The rational for this study is that ICU survivors experience rapid loss of lean muscle mass with resulting weakness in the ICU, says Needham. That weakness is associated with patients being unable to return to work, having worse quality of life and being more likely to die. Just as weightlifters consume extra protein to build muscle, investigators want to evaluate if that practice has similar benefits for critically ill patients, improving short-term physical functioning, body composition, and patient-reported outcomes six months following discharge. On a daily basis, participants will receive amino acids by IV and exercise via in-bed cycle ergometry — a motorized device that takes patients’ legs through a bicycling motion even while lying in bed, with patients actively participating as much as feasible.

The group is currently analyzing results of another recently-completed cycle ergometry study that included electrical stimulation of the leg muscles to cause them to contract and help pedal the bike.

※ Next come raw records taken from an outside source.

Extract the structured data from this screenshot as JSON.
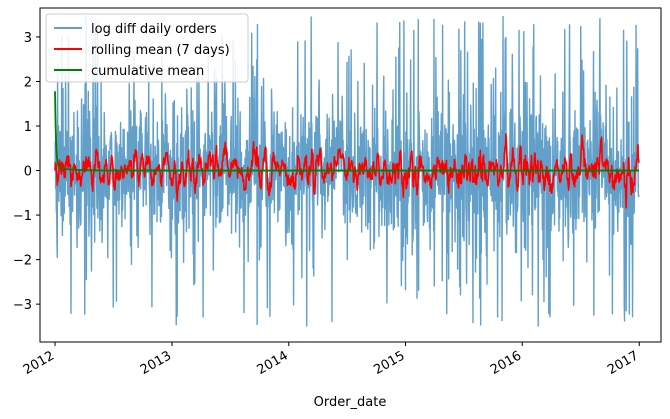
{
  "chart_data": {
    "type": "line",
    "title": "",
    "xlabel": "Order_date",
    "ylabel": "",
    "x_ticks": [
      "2012",
      "2013",
      "2014",
      "2015",
      "2016",
      "2017"
    ],
    "y_ticks": [
      "−3",
      "−2",
      "−1",
      "0",
      "1",
      "2",
      "3"
    ],
    "x_range": [
      "2011-11-15",
      "2017-03-10"
    ],
    "ylim": [
      -3.85,
      3.65
    ],
    "grid": false,
    "legend_position": "top-left",
    "series": [
      {
        "name": "log diff daily orders",
        "color": "#1f77b4",
        "alpha": 0.7,
        "sampling": "daily, 2012-01-01 to 2016-12-31",
        "approx_range": [
          -3.5,
          3.5
        ]
      },
      {
        "name": "rolling mean (7 days)",
        "color": "#ff0000",
        "approx_range": [
          -0.5,
          0.55
        ]
      },
      {
        "name": "cumulative mean",
        "color": "#008000",
        "start_value": 1.7,
        "end_value": 0.0
      }
    ]
  }
}
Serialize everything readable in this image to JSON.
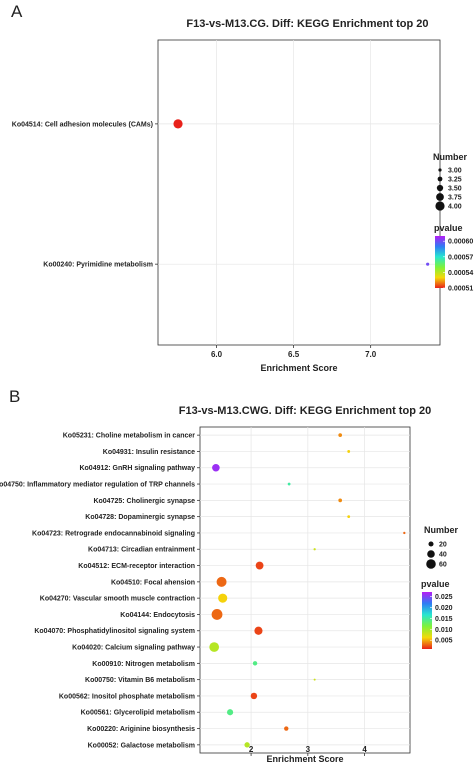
{
  "chart_data": [
    {
      "panel": "A",
      "type": "scatter",
      "title": "F13-vs-M13.CG. Diff: KEGG Enrichment top 20",
      "xlabel": "Enrichment Score",
      "ylabel": "",
      "xlim": [
        5.62,
        7.45
      ],
      "xticks": [
        6.0,
        6.5,
        7.0
      ],
      "xtick_labels": [
        "6.0",
        "6.5",
        "7.0"
      ],
      "grid": true,
      "categories": [
        "Ko04514: Cell adhesion molecules (CAMs)",
        "Ko00240: Pyrimidine metabolism"
      ],
      "points": [
        {
          "term": "Ko04514: Cell adhesion molecules (CAMs)",
          "x": 5.75,
          "number": 4,
          "pvalue": 0.00051
        },
        {
          "term": "Ko00240: Pyrimidine metabolism",
          "x": 7.37,
          "number": 3,
          "pvalue": 0.0006
        }
      ],
      "size_legend": {
        "title": "Number",
        "labels": [
          "3.00",
          "3.25",
          "3.50",
          "3.75",
          "4.00"
        ],
        "values": [
          3.0,
          3.25,
          3.5,
          3.75,
          4.0
        ],
        "range": [
          3,
          4
        ]
      },
      "color_legend": {
        "title": "pvalue",
        "labels": [
          "0.00060",
          "0.00057",
          "0.00054",
          "0.00051"
        ],
        "values": [
          0.0006,
          0.00057,
          0.00054,
          0.00051
        ],
        "range": [
          0.00051,
          0.00061
        ]
      },
      "legend_position": "right"
    },
    {
      "panel": "B",
      "type": "scatter",
      "title": "F13-vs-M13.CWG. Diff: KEGG Enrichment top 20",
      "xlabel": "Enrichment Score",
      "ylabel": "",
      "xlim": [
        1.1,
        4.8
      ],
      "xticks": [
        2,
        3,
        4
      ],
      "xtick_labels": [
        "2",
        "3",
        "4"
      ],
      "grid": true,
      "categories": [
        "Ko05231: Choline metabolism in cancer",
        "Ko04931: Insulin resistance",
        "Ko04912: GnRH signaling pathway",
        "Ko04750: Inflammatory mediator regulation of TRP channels",
        "Ko04725: Cholinergic synapse",
        "Ko04728: Dopaminergic synapse",
        "Ko04723: Retrograde endocannabinoid signaling",
        "Ko04713: Circadian entrainment",
        "Ko04512: ECM-receptor interaction",
        "Ko04510: Focal ahension",
        "Ko04270: Vascular smooth muscle contraction",
        "Ko04144: Endocytosis",
        "Ko04070: Phosphatidylinositol signaling system",
        "Ko04020: Calcium signaling pathway",
        "Ko00910: Nitrogen metabolism",
        "Ko00750: Vitamin B6 metabolism",
        "Ko00562: Inositol phosphate metabolism",
        "Ko00561: Glycerolipid metabolism",
        "Ko00220: Ariginine biosynthesis",
        "Ko00052: Galactose metabolism"
      ],
      "points": [
        {
          "term": "Ko05231: Choline metabolism in cancer",
          "x": 3.57,
          "number": 12,
          "pvalue": 0.004
        },
        {
          "term": "Ko04931: Insulin resistance",
          "x": 3.72,
          "number": 8,
          "pvalue": 0.006
        },
        {
          "term": "Ko04912: GnRH signaling pathway",
          "x": 1.38,
          "number": 40,
          "pvalue": 0.026
        },
        {
          "term": "Ko04750: Inflammatory mediator regulation of TRP channels",
          "x": 2.67,
          "number": 8,
          "pvalue": 0.015
        },
        {
          "term": "Ko04725: Cholinergic synapse",
          "x": 3.57,
          "number": 12,
          "pvalue": 0.004
        },
        {
          "term": "Ko04728: Dopaminergic synapse",
          "x": 3.72,
          "number": 8,
          "pvalue": 0.006
        },
        {
          "term": "Ko04723: Retrograde endocannabinoid signaling",
          "x": 4.7,
          "number": 6,
          "pvalue": 0.003
        },
        {
          "term": "Ko04713: Circadian entrainment",
          "x": 3.12,
          "number": 6,
          "pvalue": 0.008
        },
        {
          "term": "Ko04512: ECM-receptor interaction",
          "x": 2.15,
          "number": 42,
          "pvalue": 0.002
        },
        {
          "term": "Ko04510: Focal ahension",
          "x": 1.48,
          "number": 65,
          "pvalue": 0.003
        },
        {
          "term": "Ko04270: Vascular smooth muscle contraction",
          "x": 1.5,
          "number": 55,
          "pvalue": 0.006
        },
        {
          "term": "Ko04144: Endocytosis",
          "x": 1.4,
          "number": 75,
          "pvalue": 0.003
        },
        {
          "term": "Ko04070: Phosphatidylinositol signaling system",
          "x": 2.13,
          "number": 45,
          "pvalue": 0.002
        },
        {
          "term": "Ko04020: Calcium signaling pathway",
          "x": 1.35,
          "number": 62,
          "pvalue": 0.009
        },
        {
          "term": "Ko00910: Nitrogen metabolism",
          "x": 2.07,
          "number": 16,
          "pvalue": 0.014
        },
        {
          "term": "Ko00750: Vitamin B6 metabolism",
          "x": 3.12,
          "number": 5,
          "pvalue": 0.008
        },
        {
          "term": "Ko00562: Inositol phosphate metabolism",
          "x": 2.05,
          "number": 30,
          "pvalue": 0.002
        },
        {
          "term": "Ko00561: Glycerolipid metabolism",
          "x": 1.63,
          "number": 28,
          "pvalue": 0.014
        },
        {
          "term": "Ko00220: Ariginine biosynthesis",
          "x": 2.62,
          "number": 16,
          "pvalue": 0.003
        },
        {
          "term": "Ko00052: Galactose metabolism",
          "x": 1.93,
          "number": 22,
          "pvalue": 0.009
        }
      ],
      "size_legend": {
        "title": "Number",
        "labels": [
          "20",
          "40",
          "60"
        ],
        "values": [
          20,
          40,
          60
        ],
        "range": [
          5,
          75
        ]
      },
      "color_legend": {
        "title": "pvalue",
        "labels": [
          "0.025",
          "0.020",
          "0.015",
          "0.010",
          "0.005"
        ],
        "values": [
          0.025,
          0.02,
          0.015,
          0.01,
          0.005
        ],
        "range": [
          0.001,
          0.027
        ]
      },
      "legend_position": "right"
    }
  ]
}
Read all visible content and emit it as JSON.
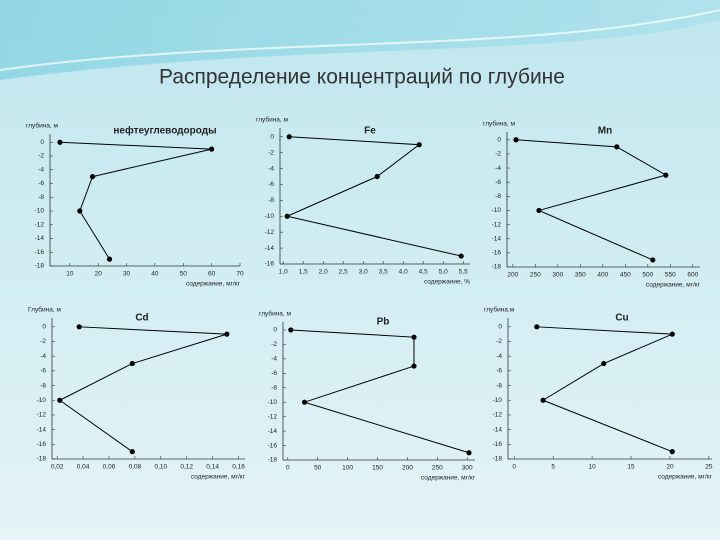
{
  "title": "Распределение концентраций по глубине",
  "chart_data": [
    {
      "type": "line",
      "title": "нефтеуглеводороды",
      "y_label": "глубина, м",
      "x_label": "содержание, мг/кг",
      "color": "#000000",
      "x": [
        6.5,
        60,
        18,
        13.5,
        24
      ],
      "values": [
        0,
        -1,
        -5,
        -10,
        -17
      ],
      "xlim": [
        3,
        70
      ],
      "xticks": [
        10,
        20,
        30,
        40,
        50,
        60,
        70
      ],
      "ylim": [
        -18,
        1.2
      ],
      "yticks": [
        0,
        -2,
        -4,
        -6,
        -8,
        -10,
        -12,
        -14,
        -16,
        -18
      ]
    },
    {
      "type": "line",
      "title": "Fe",
      "y_label": "глубина, м",
      "x_label": "содержание, %",
      "color": "#000000",
      "x": [
        1.15,
        4.4,
        3.35,
        1.1,
        5.45
      ],
      "values": [
        0,
        -1,
        -5,
        -10,
        -15
      ],
      "xlim": [
        0.92,
        5.67
      ],
      "xticks": [
        {
          "value": 1.0,
          "label": "1,0"
        },
        {
          "value": 1.5,
          "label": "1,5"
        },
        {
          "value": 2.0,
          "label": "2,0"
        },
        {
          "value": 2.5,
          "label": "2,5"
        },
        {
          "value": 3.0,
          "label": "3,0"
        },
        {
          "value": 3.5,
          "label": "3,5"
        },
        {
          "value": 4.0,
          "label": "4,0"
        },
        {
          "value": 4.5,
          "label": "4,5"
        },
        {
          "value": 5.0,
          "label": "5,0"
        },
        {
          "value": 5.5,
          "label": "5,5"
        }
      ],
      "ylim": [
        -16,
        1.1
      ],
      "yticks": [
        0,
        -2,
        -4,
        -6,
        -8,
        -10,
        -12,
        -14,
        -16
      ]
    },
    {
      "type": "line",
      "title": "Mn",
      "y_label": "глубина, м",
      "x_label": "содержание, мг/кг",
      "color": "#000000",
      "x": [
        207,
        431,
        540,
        258,
        511
      ],
      "values": [
        0,
        -1,
        -5,
        -10,
        -17
      ],
      "xlim": [
        187,
        616
      ],
      "xticks": [
        200,
        250,
        300,
        350,
        400,
        450,
        500,
        550,
        600
      ],
      "ylim": [
        -18,
        1.1
      ],
      "yticks": [
        0,
        -2,
        -4,
        -6,
        -8,
        -10,
        -12,
        -14,
        -16,
        -18
      ]
    },
    {
      "type": "line",
      "title": "Cd",
      "y_label": "Глубина, м",
      "x_label": "содержание, мг/кг",
      "color": "#000000",
      "x": [
        0.037,
        0.151,
        0.078,
        0.022,
        0.078
      ],
      "values": [
        0,
        -1,
        -5,
        -10,
        -17
      ],
      "xlim": [
        0.016,
        0.165
      ],
      "xticks": [
        {
          "value": 0.02,
          "label": "0,02"
        },
        {
          "value": 0.04,
          "label": "0,04"
        },
        {
          "value": 0.06,
          "label": "0,06"
        },
        {
          "value": 0.08,
          "label": "0,08"
        },
        {
          "value": 0.1,
          "label": "0,10"
        },
        {
          "value": 0.12,
          "label": "0,12"
        },
        {
          "value": 0.14,
          "label": "0,14"
        },
        {
          "value": 0.16,
          "label": "0,16"
        }
      ],
      "ylim": [
        -18,
        1.2
      ],
      "yticks": [
        0,
        -2,
        -4,
        -6,
        -8,
        -10,
        -12,
        -14,
        -16,
        -18
      ]
    },
    {
      "type": "line",
      "title": "Pb",
      "y_label": "глубина, м",
      "x_label": "содержание, мг/кг",
      "color": "#000000",
      "x": [
        5,
        211,
        211,
        28,
        303
      ],
      "values": [
        0,
        -1,
        -5,
        -10,
        -17
      ],
      "xlim": [
        -8,
        313
      ],
      "xticks": [
        0,
        50,
        100,
        150,
        200,
        250,
        300
      ],
      "ylim": [
        -18,
        1.1
      ],
      "yticks": [
        0,
        -2,
        -4,
        -6,
        -8,
        -10,
        -12,
        -14,
        -16,
        -18
      ]
    },
    {
      "type": "line",
      "title": "Cu",
      "y_label": "глубина,м",
      "x_label": "содержание, мг/кг",
      "color": "#000000",
      "x": [
        2.9,
        20.3,
        11.5,
        3.7,
        20.3
      ],
      "values": [
        0,
        -1,
        -5,
        -10,
        -17
      ],
      "xlim": [
        -0.8,
        25.4
      ],
      "xticks": [
        0,
        5,
        10,
        15,
        20,
        25
      ],
      "ylim": [
        -18,
        1.2
      ],
      "yticks": [
        0,
        -2,
        -4,
        -6,
        -8,
        -10,
        -12,
        -14,
        -16,
        -18
      ]
    }
  ]
}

In other avenues of research, Needham is working with faculty colleagues Martin Brodsky in the Department of Physical Medicine and Rehabilitation, and Vinciya Pandian in the School of Nursing, to better understand laryngeal injury and changes in voice after ICU patients’ breathing tubes are removed. He also is participating in a Department of Defense-funded project with investigators at Intermountain Medical Center (Utah), to study ICU survivors’ medical needs after discharge to home. “Patients who have been critically ill leave the hospital with lots of medical needs and follow-up that is supposed to occur,” says Needham. They will systematically document medical-related needs of survivors, like attending follow-up appointments, versus the activities that are actually completed to understand if any gaps in care are associated with outcomes such as hospital readmission.

“We’re also pushing the field further via novel observational studies to investigate other challenges for ICU survivors,” Needham says, noting the ease in which he can do multidisciplinary research with occupational therapists, physical therapists, rehabilitation psychologists and other professionals in a large academic center. These studies check in with patients months to years after their ICU stay to assess outcomes.

The work has lent itself to an annual continuing education conference on critical care rehabilitation that attracts some 700 health professionals from around the world. Needham also organizes an annual Asia-Pacific ICU rehabilitation conference and a free meeting immediately prior to the annual American Thoracic Society international scientific conference.